What makes it possible to do this is the existence of a full bibliography. The net effect is to streamline an otherwise more complex set of notes. If for any reason, you should require restoration of the originals, this can be done in most cases by rejecting the deletion of the excised material.
- I adopted the following footnote conventions:
One author or editor (as author): Name, I. (2010)
Two authors or editors (as author): Name, I., and Name, J. (2010
Two editors (in compilation): In I. Name and J. Name (eds.)
Journal, Vol. 21, p. 87.: Journal 21, p. 87.
Journal, Vol. 22, no. 4, p. 102.: Journal 22 (4), p. 102.
I left your spacing and page format intact. When you finalize the manuscript, you want to look for and correct widowed lines, and, of course, pagination, which may have shifted owing to additions and deletions.

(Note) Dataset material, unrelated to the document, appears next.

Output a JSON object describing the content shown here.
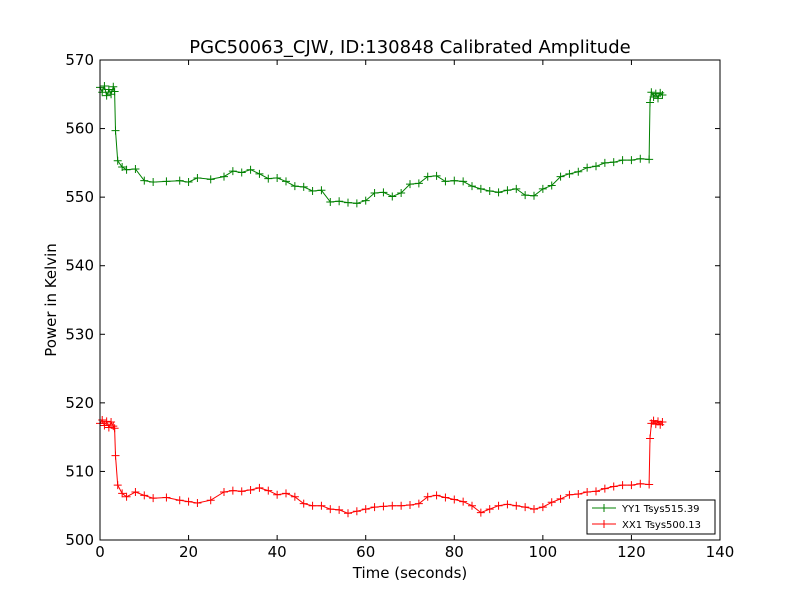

I do not understand why you have broken your reference component into sections. You might want to consider adding a straight alphabetical bibliography if for no other reason than to facilitate searches while the reader is reading.
In sum, you have written what to my view is a thoughtful, interesting, and promising dissertation. You have great promise as a scholar and I expect to see your name in the future.
If you have questions or comments regarding my edits, please let Marc know. Meanwhile, I offer my best wishes as you continue your dissertation process.